My cheeks grew warm. Even thinking these things made me feel like a silly little girl. But the truth was, I couldn’t think of a simpler, more reasonable explanation for how Grey would be at the heart of all this power. To have drawn the attention of the High Sovereign himself, who rarely if ever left the confines of Taegrin Caelum, high in the Basilisk Fang Mountains…

I realized with sudden and absolute certainty that Grey could be one of the most powerful beings in the world. If not yet, eventually. I knew with equal certainty that I would not be content to return to my old life, knowing he was out there, somewhere.

My coddled noble life, my efforts to live up to my brother’s legacy as an ascender, even the reality of my being a hidden Virtra-born whose blood has manifested, it all seemed entirely unimportant in the face of whatever breakthroughs Grey had made and would continue to make.

That was real power, the kind that could reshape the face of our world.

A small smile came to my lips as I remembered a conversation with Sevren, a very long time ago. We were play-fighting in the gardens with wooden swords—each one carved with the symbol for aether, of course—and the duel grew heated, until I accidentally rapped his knuckles with my "weapon" hard enough to make him yelp in pain.

In my embarrassment, I’d teased him about yielding to the power of my aether magic, but instead of being mad, he’d simply sat down in the grass and thoughtfully flexed his bruised hand.

"One day, I’m going to be an ascender, sis. I’m going to go into the Relictombs and learn all about this stuff for real." I still remembered so clearly how his eyes shined as he looked up at me from the ground, his face much too serious for a boy not yet twelve years old. "Then nobody will have to fight at all, not anymore. We could make the world whatever we want it to be."

I had laughed at him. "Can you make it rain toffee for us, then? Lenora told the cooks not to make anymore after I snuck some last time."

But Sevren hadn’t even cracked a smile. "The first thing I would do is make it so no one ever takes you away from our family. I’d create a world where you were safe from the Vritra Clan."

The torrent of conflicting thoughts and emotions overwhelmed me, and I realized that there were tears streaming down my cheeks. Outside the safety of the empty staging area, I could hear the noise of thousands of footsteps hurrying from the arena, of people shouting, the bones of the coliseum shifting, magic humming…so much life being lived, pain and fear and awe all wrapped up into one, no one fully understanding what they’d just seen.

I considered Grey’s students, likely awestruck and terrified, lacking any context to help them make sense of what they’d just witnessed.

My adoptive parents were out there somewhere as well, likely scrambling to arrange a tempus warp back to the central dominion in order to avoid being caught up in any fallout, already establishing their story for when Grey’s connections to Highblood Denoir came clear.

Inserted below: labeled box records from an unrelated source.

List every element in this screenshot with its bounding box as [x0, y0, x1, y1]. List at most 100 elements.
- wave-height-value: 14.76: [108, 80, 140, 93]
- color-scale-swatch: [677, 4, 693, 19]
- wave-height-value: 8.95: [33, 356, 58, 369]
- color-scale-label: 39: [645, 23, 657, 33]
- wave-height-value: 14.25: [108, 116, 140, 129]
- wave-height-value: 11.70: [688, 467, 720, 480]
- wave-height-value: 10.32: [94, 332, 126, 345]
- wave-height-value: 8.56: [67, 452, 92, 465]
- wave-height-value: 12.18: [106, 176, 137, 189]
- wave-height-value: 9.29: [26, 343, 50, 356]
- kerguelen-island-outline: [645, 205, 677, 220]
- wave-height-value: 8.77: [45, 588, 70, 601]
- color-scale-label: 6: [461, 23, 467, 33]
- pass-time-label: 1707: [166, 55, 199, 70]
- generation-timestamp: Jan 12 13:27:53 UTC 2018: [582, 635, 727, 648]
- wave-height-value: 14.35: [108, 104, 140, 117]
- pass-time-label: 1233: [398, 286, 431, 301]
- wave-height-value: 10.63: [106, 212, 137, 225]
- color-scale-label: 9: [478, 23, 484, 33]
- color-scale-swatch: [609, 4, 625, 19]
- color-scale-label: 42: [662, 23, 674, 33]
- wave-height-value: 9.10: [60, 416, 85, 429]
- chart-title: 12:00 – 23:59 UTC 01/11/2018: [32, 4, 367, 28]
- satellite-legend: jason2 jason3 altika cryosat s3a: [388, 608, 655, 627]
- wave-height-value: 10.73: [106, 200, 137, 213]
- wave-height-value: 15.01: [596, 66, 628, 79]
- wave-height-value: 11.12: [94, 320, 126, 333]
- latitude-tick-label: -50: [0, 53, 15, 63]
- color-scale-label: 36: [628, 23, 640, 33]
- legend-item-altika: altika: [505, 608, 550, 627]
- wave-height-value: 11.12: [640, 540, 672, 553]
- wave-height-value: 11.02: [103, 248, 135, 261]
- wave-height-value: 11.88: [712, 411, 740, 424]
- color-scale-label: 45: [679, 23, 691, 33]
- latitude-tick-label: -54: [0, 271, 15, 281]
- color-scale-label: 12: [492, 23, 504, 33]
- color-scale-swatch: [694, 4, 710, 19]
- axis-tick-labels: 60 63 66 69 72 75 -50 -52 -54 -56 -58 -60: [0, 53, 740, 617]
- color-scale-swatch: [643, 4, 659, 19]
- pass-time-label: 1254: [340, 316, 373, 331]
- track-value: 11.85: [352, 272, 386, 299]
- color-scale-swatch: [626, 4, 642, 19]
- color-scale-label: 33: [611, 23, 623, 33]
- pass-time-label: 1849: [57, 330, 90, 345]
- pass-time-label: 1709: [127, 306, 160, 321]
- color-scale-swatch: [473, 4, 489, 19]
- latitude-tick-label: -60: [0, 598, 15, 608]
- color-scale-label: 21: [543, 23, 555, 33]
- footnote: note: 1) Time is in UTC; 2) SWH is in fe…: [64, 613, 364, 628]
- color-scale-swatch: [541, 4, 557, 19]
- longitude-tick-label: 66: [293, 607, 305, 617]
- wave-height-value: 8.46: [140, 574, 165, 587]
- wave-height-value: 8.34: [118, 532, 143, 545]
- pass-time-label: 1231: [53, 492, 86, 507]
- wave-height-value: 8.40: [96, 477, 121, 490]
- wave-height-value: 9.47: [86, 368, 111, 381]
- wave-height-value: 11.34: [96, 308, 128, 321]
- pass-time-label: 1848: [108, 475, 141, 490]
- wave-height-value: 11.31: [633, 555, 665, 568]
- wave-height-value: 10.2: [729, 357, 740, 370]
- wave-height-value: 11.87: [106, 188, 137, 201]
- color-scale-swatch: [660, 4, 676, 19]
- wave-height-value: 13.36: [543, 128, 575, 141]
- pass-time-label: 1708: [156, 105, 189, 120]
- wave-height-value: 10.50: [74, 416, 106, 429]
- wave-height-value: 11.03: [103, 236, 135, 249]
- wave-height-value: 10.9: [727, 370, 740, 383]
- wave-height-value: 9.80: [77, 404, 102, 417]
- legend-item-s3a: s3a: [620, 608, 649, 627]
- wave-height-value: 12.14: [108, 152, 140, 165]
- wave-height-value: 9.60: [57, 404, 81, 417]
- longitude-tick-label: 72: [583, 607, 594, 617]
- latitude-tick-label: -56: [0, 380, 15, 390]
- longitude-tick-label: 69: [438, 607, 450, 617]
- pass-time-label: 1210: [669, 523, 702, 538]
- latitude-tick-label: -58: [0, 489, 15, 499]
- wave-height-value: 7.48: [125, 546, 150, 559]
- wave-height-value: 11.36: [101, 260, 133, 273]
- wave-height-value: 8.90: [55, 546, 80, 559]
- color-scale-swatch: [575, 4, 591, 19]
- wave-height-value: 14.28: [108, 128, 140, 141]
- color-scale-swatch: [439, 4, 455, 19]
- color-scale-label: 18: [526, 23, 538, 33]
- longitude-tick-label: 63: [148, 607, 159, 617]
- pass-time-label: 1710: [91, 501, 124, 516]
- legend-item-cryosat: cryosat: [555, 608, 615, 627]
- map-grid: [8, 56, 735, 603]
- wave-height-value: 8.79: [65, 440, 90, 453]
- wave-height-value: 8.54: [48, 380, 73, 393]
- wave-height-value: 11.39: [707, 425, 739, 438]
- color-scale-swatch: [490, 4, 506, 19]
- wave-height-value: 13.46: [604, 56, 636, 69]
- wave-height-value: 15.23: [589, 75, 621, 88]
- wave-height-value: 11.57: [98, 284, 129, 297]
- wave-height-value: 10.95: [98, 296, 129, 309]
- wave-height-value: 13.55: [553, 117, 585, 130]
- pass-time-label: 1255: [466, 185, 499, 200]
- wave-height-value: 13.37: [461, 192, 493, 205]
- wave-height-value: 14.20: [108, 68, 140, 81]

Perhaps the right thing to do would have been to go help. Dozens of mages still swarmed over the collapsed section of the coliseum, searching for survivors in the rubble. The officials would need all the help they could get to manage the churning herds rushing toward the tempus warp platforms.

But when I finally pushed myself away from the wall and wiped my tears, there was only one thing I could think to do. I needed to know what came next. And to do so, I needed my mentor.

I couldn’t help but feel it was quite past time for me to get some real answers.